China's Embodied AI Funding Surge: Humanoid Robot Commercialization Faces Three Critical Tests
0xBroomberg
In the first five months of 2026, China's embodied-AI sector closed over 230 deals totalling more than RMB 57 billion — a pace rivalling early-stage EV funding; yet cheaper hardware is only the entry ticket, and model reliability plus ecosystem control are the real thresholds that will decide survivors.
How fast is the money pouring in?
Five months: 230-plus deals, RMB 57 billion. Morgan Stanley projects the global humanoid-robot market will reach $7.5 trillion by 2050, with China accounting for 30% of adoption.
Deal sizes are equally striking: Spirit AI closed four rounds in three months, raising roughly RMB 5 billion at a valuation above RMB 20 billion; Astribot closed three rounds in three months, topping RMB 1 billion raised at a valuation past RMB 10 billion.
This means → capital is flooding in at an "EV-era" pace, betting on the next trillion-dollar hardware platform.
What signal does the IPO pipeline send?
Unitree Robotics, valued at RMB 42 billion, has cleared A-share listing review — described as the fastest A-share IPO on record. Deep Robotics (valued at RMB 13.9 billion) targets the STAR Market; Leju Robotics (RMB 4.3 billion) targets ChiNext.
Per 36Kr, nearly 50 robotics companies are queuing for a Hong Kong listing, making up over 10% of total IPO applications.
This means → primary-market capital is no longer sufficient; companies are rushing to lock valuations into public markets — a confidence signal and a bubble warning in one.
How far has hardware cost fallen?
From 2023 to 2026, Chinese-made harmonic reducers — the core gear assemblies inside robot joints — dropped from RMB 3,000–5,000 to RMB 1,500–2,000 per unit. Servo motors fell over 40%; six-axis force sensors dropped from above RMB 5,000 to RMB 1,500–2,000. Overall core-component costs fell more than 50%, saving RMB 100,000–200,000 per unit.
Unitree builds its own motors, reducers, and dexterous hands: the Go2 Air quadruped sells below RMB 10,000; the G1 humanoid starts at RMB 85,000. Compare that with Boston Dynamics' Spot at roughly RMB 500,000 and Figure 02 at roughly RMB 420,000.
In plain terms = China's supply chain has made the robot's "body" cheap — so cheap that over 70% of Tesla Optimus parts reportedly come from Chinese suppliers. But a cheap body is not the same as a product that can do useful work.
Where is the real commercialisation bottleneck?
Taiwan supply-chain executives flag systemic hurdles in structural stability, heat dissipation, durability, and gait-control precision — limited cooling space in joints and insufficient motion accuracy degrade perception and execution performance.

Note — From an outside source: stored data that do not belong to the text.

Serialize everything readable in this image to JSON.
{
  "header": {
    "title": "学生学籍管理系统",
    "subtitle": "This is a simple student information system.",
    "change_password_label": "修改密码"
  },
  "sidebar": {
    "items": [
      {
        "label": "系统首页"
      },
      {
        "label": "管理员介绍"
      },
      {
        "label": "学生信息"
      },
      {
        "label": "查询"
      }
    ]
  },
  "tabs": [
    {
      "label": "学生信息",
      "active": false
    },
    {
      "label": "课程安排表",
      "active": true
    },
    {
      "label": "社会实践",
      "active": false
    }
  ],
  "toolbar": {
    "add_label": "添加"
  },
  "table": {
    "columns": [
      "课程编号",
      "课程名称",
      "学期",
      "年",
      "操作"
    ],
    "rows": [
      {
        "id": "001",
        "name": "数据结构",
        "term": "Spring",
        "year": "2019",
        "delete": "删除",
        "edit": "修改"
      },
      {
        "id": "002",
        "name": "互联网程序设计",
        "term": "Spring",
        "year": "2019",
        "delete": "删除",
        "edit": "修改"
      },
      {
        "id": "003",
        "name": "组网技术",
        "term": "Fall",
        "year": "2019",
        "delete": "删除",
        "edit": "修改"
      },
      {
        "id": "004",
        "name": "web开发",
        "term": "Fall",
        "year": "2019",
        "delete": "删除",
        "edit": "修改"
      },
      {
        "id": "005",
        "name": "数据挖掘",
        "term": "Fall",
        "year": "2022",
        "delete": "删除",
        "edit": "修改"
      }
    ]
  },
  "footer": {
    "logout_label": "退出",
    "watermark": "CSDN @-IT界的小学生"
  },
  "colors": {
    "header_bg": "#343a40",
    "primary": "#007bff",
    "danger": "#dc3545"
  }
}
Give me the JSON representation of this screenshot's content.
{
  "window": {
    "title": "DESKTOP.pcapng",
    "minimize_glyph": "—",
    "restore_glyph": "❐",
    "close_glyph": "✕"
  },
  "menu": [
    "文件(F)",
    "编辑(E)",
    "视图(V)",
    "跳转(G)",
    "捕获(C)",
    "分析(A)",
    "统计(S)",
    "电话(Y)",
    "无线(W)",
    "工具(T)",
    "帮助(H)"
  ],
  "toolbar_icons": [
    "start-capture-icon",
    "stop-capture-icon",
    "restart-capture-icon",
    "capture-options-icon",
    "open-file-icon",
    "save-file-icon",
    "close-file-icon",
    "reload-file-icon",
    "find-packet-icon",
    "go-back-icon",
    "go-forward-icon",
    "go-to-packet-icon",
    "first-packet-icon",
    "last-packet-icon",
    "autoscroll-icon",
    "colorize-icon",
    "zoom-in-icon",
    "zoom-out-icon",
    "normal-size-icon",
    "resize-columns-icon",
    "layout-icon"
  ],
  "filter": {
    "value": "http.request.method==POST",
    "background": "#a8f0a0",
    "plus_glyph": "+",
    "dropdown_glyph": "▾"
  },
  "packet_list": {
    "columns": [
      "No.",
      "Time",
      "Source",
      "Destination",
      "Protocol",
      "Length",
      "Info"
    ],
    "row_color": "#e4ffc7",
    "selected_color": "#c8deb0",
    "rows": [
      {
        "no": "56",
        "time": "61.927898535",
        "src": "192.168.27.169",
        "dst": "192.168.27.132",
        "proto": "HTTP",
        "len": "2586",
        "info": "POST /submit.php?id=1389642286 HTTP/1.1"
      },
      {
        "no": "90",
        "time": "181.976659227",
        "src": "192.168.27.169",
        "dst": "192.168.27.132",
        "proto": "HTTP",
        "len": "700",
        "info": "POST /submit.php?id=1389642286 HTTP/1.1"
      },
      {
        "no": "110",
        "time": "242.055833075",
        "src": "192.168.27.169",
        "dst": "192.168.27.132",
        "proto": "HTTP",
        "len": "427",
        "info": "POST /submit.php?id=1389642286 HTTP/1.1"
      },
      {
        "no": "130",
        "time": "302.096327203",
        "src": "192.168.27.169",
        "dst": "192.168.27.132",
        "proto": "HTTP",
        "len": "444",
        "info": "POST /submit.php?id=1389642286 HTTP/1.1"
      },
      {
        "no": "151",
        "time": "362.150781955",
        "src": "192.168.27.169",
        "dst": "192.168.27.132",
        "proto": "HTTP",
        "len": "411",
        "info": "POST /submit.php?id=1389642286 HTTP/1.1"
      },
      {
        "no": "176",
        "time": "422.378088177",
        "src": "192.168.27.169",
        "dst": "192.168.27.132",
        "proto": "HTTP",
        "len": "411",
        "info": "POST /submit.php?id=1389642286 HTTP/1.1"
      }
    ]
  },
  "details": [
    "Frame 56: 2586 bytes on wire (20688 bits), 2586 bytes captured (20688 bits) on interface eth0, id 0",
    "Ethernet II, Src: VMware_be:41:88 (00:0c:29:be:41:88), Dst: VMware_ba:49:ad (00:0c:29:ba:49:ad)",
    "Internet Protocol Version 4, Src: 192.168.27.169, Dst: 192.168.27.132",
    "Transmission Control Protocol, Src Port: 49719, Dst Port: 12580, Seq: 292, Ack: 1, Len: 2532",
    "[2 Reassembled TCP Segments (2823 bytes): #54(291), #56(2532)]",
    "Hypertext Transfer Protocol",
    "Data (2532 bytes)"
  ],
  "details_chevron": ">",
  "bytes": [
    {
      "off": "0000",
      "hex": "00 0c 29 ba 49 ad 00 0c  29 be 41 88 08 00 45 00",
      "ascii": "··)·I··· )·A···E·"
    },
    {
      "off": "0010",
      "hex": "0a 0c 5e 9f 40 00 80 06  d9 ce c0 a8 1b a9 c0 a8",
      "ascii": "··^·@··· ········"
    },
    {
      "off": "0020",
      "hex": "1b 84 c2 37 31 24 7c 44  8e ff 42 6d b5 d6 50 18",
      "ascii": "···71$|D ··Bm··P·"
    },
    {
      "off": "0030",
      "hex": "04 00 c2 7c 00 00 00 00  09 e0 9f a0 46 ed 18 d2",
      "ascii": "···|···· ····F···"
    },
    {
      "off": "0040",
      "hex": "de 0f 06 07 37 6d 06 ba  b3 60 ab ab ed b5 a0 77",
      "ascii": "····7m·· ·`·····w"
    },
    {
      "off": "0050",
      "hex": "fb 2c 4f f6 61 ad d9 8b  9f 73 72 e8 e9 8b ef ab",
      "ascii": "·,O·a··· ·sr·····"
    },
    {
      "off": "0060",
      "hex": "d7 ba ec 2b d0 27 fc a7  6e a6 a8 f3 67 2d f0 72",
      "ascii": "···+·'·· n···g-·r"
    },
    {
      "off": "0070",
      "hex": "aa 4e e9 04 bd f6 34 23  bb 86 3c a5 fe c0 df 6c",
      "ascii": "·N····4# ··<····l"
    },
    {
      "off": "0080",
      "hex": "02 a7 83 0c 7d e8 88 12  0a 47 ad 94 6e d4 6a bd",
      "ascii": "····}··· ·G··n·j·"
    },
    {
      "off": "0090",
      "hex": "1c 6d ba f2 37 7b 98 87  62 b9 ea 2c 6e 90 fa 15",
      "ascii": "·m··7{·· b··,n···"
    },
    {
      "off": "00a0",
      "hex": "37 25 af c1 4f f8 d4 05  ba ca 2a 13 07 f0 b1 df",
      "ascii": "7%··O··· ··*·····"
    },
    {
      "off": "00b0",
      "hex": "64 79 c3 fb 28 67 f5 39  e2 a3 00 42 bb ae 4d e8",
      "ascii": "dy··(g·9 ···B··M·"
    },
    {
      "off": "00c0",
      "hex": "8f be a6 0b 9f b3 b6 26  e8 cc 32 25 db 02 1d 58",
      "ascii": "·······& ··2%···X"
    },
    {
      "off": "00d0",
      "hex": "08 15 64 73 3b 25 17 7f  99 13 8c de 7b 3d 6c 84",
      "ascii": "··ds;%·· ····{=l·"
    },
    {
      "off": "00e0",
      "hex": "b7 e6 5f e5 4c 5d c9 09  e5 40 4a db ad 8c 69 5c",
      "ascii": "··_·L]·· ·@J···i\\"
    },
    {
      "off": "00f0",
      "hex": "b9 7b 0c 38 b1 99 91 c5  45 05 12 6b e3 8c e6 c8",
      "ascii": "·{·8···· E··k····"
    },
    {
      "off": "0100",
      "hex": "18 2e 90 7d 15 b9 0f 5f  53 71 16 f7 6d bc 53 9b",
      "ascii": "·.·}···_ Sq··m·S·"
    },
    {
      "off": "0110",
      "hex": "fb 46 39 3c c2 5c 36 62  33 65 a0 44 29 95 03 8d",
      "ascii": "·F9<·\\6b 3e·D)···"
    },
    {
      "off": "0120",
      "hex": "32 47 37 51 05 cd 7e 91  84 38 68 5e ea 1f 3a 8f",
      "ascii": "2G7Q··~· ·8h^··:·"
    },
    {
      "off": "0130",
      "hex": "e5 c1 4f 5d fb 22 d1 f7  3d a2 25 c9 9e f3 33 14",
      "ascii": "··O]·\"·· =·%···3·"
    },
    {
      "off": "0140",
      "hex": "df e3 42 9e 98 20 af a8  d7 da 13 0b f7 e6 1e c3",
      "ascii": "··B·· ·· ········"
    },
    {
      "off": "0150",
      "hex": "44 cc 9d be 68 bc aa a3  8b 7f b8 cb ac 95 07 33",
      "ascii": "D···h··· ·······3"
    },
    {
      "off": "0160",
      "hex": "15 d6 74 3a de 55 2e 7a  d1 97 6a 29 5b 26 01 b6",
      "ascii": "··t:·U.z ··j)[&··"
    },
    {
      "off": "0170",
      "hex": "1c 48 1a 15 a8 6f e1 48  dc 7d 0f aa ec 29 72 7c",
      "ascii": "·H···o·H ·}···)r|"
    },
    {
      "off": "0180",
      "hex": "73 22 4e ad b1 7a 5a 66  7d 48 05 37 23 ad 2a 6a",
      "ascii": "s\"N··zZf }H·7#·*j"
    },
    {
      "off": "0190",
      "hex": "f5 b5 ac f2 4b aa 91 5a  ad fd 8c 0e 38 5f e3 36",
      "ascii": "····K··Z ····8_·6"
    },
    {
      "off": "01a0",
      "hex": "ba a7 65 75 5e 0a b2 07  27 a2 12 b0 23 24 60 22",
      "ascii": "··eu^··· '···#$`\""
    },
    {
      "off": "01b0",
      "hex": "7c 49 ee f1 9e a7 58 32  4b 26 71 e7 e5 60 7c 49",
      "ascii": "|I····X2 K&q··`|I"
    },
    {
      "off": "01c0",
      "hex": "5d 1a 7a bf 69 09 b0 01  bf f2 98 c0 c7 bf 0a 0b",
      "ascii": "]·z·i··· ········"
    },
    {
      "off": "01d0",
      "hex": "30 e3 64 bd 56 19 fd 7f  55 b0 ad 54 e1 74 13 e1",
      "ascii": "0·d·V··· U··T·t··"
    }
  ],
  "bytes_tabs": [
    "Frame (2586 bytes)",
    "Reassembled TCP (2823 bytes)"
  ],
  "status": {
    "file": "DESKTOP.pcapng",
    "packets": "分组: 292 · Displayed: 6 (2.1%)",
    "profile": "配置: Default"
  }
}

Return-on-investment timelines for home, retail, and general-service robots remain long; buyers are cautious.
This reflects a core contradiction: the supply chain is ready to "mass-produce," but downstream use cases are not ready to "mass-buy."
Is AI model capability catching up?
Spirit AI's Spirit v1.6 embodied foundation model ranked first on RoboArena as of June 3, surpassing NVIDIA's Cosmos3 and Physical Intelligence's Pi0.5. CEO Han Fengtao said the latest funding will be split roughly equally among model training, data reserves, and talent — targeting one million hours of real interaction data in 2026 and a 95% task-success rate after one hour of fine-tuning.
Alibaba's Amap has launched embodied-robot training data and maps; ByteDance's Seed unit has designated embodied AI a core direction.
Yet a clear gap remains between benchmark scores and industrial reliability — Spirit AI's collaborations with CATL, JD.com, and Bosch are still at pilot stage, with no large-scale repeat orders. This means → leading on a leaderboard does not mean customers are ready to pay.
What does the ecosystem-control battle point to?
Unitree and NVIDIA jointly launched the H2 Plus humanoid, running on the Jetson Thor compute platform and Isaac GR00T framework. Unitree marketing director Huang Jiawei called the core upgrade "compute performance"; founder Wang Xingxing called it a starting point for validating real robot skills.
This reflects a deeper division-of-labour question: data ownership, software control layers, chip-supply dependency, and brand positioning — if these four boundaries are not clarified, maintenance, upgrades, and trust all become liabilities. Unitree's IPO plans to raise RMB 4.2 billion, with nearly half earmarked for intelligent-robot model development — a pivot from hardware seller to integrated hardware-software platform.
Per Omdia 2025 data, China humanoid-robot shipments: Unitree 5,500 units, AgiBot 5,168 units, UBTECH 1,000 units. In plain terms = from "can move" to "can work," the entire industry still needs to clear its most critical proof point.
Content is for reference only, not financial advice.